Pleural Nodule Pain: When Progression Doesn't Feel the Way You Expect
When you live with advanced-stage cancer long enough, progression stops being a distant possibility and becomes a reality you learn to live with. It’s always there and likely to happen. That’s the reality of living with incurable cancer.
But while I am keenly aware that progression is possible, I don’t live my life thinking every ache and pain is cancer. Maybe it’s a coping mechanism, but it’s how I protect my mind. I refuse to let cancer control every thought.
When new pain doesn't feel like cancer
Last Fall, I started having a deep pain in my side. Despite years of living with lung cancer and advocating, educating, and talking about disease progression, I didn’t immediately think, “ This is the cancer.” The pain wasn’t what I would expect from pleural metastasis. It wasn’t shortness of breath or sharp chest pain. It was a deep, burning pain, nerve-like pain. It kept getting worse, but even then, cancer wasn’t my first thought.
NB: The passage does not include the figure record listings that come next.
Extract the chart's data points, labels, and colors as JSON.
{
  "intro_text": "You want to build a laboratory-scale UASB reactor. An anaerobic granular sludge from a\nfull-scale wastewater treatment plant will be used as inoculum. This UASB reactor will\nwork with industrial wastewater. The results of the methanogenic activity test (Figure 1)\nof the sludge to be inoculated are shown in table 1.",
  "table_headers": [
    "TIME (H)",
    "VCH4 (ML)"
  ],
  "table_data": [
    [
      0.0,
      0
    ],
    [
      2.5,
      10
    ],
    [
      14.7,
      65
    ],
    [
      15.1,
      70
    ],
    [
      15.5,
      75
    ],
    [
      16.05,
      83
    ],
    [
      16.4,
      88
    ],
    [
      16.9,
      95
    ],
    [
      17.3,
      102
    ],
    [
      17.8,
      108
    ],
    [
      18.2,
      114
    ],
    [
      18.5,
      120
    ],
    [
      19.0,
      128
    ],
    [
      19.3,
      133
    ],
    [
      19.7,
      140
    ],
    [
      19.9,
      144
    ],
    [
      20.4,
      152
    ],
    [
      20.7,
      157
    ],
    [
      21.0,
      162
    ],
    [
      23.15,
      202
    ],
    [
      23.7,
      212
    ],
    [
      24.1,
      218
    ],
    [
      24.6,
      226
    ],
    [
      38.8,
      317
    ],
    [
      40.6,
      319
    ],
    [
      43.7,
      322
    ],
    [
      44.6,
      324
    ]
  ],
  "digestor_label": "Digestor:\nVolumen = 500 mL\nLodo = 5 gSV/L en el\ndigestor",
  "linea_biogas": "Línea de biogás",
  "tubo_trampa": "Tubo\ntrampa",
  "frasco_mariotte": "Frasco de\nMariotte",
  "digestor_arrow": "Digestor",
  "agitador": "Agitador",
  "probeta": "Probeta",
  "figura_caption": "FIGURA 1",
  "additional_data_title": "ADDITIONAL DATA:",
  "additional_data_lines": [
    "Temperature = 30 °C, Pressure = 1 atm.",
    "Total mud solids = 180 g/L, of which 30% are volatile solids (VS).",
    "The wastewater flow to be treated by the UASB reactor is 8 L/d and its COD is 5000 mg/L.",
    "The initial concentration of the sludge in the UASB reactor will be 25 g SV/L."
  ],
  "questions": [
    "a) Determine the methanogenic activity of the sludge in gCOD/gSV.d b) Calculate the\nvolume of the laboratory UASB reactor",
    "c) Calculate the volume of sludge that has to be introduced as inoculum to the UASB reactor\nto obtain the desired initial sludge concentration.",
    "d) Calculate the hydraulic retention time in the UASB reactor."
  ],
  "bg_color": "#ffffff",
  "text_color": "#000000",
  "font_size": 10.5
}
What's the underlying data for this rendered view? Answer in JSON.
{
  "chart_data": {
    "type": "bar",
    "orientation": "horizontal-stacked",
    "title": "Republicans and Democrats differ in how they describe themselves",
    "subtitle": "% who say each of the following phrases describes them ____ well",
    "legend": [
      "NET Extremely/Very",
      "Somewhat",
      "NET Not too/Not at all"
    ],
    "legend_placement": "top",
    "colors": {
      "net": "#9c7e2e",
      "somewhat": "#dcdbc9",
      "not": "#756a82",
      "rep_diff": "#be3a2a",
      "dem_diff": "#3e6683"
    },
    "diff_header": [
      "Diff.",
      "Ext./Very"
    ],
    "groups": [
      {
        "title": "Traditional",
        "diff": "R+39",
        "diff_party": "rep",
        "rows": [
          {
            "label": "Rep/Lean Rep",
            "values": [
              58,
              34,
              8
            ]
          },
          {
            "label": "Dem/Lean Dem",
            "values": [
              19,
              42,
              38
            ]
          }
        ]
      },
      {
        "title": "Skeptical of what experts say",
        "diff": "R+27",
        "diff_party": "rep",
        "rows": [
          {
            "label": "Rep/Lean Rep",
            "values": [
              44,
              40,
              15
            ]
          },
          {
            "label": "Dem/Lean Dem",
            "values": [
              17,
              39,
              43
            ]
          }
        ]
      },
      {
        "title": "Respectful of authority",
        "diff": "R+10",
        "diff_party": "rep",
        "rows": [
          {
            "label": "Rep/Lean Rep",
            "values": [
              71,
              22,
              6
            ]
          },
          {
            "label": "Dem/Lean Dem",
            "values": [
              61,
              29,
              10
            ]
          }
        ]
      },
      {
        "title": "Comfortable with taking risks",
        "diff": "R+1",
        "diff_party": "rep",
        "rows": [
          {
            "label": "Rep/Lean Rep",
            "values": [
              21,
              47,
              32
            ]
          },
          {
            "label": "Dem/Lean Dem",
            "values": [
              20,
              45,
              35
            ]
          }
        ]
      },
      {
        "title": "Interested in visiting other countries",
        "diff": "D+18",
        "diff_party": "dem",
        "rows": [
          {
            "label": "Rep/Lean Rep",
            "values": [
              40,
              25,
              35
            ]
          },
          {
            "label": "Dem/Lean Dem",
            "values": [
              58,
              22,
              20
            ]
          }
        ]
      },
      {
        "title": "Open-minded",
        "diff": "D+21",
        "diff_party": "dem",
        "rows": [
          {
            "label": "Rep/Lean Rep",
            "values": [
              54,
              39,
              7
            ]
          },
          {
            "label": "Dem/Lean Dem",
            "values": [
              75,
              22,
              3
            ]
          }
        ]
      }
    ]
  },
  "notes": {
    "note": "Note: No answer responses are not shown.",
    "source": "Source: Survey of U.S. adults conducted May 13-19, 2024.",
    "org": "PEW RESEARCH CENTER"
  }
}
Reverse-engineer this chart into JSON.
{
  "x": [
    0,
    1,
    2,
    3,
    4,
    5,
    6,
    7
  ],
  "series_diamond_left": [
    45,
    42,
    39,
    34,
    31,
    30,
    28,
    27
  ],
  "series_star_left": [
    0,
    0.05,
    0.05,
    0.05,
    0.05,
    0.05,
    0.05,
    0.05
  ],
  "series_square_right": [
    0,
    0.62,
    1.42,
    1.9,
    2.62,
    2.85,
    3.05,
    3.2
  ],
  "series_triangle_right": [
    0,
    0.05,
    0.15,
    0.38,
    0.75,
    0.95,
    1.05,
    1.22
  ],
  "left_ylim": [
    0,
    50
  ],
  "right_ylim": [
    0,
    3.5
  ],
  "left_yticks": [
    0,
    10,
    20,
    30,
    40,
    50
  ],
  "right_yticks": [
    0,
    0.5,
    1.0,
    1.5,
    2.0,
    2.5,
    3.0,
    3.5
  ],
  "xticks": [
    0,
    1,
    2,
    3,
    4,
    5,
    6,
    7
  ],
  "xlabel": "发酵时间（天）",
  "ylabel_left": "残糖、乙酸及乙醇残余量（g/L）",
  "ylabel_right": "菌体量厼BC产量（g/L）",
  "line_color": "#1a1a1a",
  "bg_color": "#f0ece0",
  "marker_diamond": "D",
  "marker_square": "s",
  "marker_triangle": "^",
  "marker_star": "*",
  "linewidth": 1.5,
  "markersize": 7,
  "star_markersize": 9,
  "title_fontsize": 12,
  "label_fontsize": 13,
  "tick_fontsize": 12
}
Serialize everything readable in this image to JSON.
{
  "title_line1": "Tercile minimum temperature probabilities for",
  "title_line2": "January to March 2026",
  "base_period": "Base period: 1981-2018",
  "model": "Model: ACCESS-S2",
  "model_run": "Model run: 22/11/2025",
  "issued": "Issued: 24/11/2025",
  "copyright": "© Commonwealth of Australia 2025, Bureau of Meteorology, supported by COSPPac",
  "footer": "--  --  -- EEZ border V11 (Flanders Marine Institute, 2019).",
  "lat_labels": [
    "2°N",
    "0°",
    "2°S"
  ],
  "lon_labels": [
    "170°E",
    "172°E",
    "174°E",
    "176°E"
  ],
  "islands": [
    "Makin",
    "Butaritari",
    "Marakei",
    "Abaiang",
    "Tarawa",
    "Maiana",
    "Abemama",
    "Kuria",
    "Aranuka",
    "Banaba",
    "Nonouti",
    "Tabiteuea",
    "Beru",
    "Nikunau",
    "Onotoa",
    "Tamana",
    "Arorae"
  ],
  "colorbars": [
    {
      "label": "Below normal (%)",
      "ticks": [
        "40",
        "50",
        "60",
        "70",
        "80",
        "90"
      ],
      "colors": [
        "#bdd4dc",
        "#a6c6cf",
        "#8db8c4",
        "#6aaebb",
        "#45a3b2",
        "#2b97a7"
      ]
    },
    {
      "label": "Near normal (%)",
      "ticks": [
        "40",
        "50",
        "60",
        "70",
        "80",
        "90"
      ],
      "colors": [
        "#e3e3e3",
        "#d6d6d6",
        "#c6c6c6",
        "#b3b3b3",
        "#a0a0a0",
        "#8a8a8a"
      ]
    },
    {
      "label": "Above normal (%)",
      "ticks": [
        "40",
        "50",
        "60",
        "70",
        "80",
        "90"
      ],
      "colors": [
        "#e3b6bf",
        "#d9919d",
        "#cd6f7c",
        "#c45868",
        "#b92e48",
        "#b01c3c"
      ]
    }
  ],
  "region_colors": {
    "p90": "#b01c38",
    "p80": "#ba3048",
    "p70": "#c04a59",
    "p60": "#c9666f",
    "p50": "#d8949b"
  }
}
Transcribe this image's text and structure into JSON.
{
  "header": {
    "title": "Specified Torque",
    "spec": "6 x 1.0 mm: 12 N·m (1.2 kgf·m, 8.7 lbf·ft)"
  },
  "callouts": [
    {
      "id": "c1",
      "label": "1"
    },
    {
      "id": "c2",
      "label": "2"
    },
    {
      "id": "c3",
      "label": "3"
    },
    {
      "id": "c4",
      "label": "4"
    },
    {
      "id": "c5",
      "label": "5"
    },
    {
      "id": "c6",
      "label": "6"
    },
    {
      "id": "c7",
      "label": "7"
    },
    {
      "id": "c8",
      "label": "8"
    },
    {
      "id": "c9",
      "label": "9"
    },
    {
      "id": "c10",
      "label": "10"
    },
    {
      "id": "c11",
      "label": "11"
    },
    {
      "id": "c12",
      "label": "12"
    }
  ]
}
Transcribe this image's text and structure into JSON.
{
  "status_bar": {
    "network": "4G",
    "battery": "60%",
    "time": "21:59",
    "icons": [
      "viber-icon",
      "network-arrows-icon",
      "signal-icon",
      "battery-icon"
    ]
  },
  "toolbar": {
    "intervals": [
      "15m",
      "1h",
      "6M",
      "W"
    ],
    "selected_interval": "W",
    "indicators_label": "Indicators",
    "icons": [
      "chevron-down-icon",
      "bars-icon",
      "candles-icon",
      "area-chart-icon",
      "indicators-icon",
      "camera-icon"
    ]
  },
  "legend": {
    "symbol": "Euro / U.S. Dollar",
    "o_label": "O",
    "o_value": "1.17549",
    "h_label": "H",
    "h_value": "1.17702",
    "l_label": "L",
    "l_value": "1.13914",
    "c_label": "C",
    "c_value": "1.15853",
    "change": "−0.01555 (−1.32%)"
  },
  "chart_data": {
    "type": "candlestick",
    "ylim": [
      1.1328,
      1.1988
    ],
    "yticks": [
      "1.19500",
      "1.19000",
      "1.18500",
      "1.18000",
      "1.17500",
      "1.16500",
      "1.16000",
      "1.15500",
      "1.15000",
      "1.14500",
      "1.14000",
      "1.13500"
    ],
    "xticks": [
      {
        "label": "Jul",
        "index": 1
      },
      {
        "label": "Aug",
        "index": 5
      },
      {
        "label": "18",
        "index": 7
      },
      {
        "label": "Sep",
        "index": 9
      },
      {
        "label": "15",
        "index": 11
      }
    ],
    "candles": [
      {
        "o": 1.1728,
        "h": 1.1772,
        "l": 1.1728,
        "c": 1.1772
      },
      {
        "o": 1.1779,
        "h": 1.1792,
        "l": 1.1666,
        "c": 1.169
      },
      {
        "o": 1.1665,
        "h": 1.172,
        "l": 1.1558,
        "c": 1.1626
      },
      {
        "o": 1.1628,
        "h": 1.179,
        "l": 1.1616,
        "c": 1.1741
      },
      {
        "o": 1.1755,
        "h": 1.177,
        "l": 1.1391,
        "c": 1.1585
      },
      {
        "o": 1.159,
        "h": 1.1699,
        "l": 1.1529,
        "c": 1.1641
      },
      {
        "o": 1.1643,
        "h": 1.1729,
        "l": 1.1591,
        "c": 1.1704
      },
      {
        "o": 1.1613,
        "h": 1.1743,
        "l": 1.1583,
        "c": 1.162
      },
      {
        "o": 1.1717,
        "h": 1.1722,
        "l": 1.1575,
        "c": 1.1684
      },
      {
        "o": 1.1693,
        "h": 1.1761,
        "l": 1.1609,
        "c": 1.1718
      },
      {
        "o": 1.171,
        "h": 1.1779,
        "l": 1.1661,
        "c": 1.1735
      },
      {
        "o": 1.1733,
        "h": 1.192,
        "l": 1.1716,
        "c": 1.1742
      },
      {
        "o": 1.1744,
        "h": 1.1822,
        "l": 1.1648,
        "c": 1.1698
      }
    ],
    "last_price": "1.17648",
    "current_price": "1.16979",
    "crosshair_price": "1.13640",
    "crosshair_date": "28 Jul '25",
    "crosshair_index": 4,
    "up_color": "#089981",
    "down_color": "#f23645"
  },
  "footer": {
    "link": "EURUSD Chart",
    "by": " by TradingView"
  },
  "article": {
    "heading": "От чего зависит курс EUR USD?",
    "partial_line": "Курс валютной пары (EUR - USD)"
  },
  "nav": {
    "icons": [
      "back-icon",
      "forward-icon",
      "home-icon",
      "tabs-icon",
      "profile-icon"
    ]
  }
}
I thought maybe it was my gallbladder. That may seem surprising for someone who knows progression isn’t just possible but expected. But knowledge alone doesn’t protect you from the emotional reality of living with incurable cancer. You can understand the science. You can know the statistics. You can be deeply familiar with progression and still hesitate to see cancer in new, worsening pain. That is not denial, it is being human.
Why pleural nodule symptoms are rarely discussed
Part of why cancer wasn’t my first thought is that the pain didn’t match my understanding of pleural disease symptoms. I associated pleural involvement with sharp chest pain, often triggered by breathing, and shortness of breath, which are the most discussed symptoms with pleural effusions. But symptoms of pleural nodules, deep, persistent, nerve-related pain on one side, rarely get discussed.
When imaging and symptoms don't align
In the middle of it all, I had a CT scan that didn’t show any progression, new cancer, or anything else that would explain the pain. A few months later, the PET scan showed pleural nodules. That made everything more confusing. I learned that even the tiniest pleural nodule can cause significant pain. It reminded me that symptoms and imaging don’t always align, especially at first.
The psychosocial side of living with advanced cancer
There’s also a psychosocial side we don’t talk about enough. Living with advanced cancer isn’t just about managing treatment and side effects. It’s also about managing your mind, learning to live with uncertainty, balancing hope and reality, being informed without becoming a prisoner to that knowledge, and listening to your body without assuming every symptom is a sign of progression.
That balance is incredibly difficult. For me, not assuming every ache and pain is cancer is part of how I’ve been able to live. I refuse to let cancer control my mind, steal my joy, or dictate how I live. It’s how I stay present and connected to what I can still control. But this experience reminded me that sometimes symptoms don’t match what you expect to feel or what imaging shows, so it’s important to discuss new or worsening symptoms with your care team.
Progression doesn't always look the way you expect
I’m sharing this because I know I am not alone. Sometimes the lived experience of progression doesn’t match what we expect. Sometimes progression sneaks in, and it’s not dramatic shortness of breath or chest pain. Sometimes it is a deep, burning, nerve-like pain that sends your mind down an entirely different path.
That is why conversations like these are important. Not to make patients more fearful, but to help us all become better informed.
Choosing to live in the in-between
Progression will always be part of my story, but not the whole story. Even after all these years, cancer can still surprise me. Maybe that’s the point. Cancer is always present, but we don’t have to live every moment waiting for it to progress or recur. We can make space for hope, fear, uncertainty, and joy, and choose to live in the in-between. That’s resilience.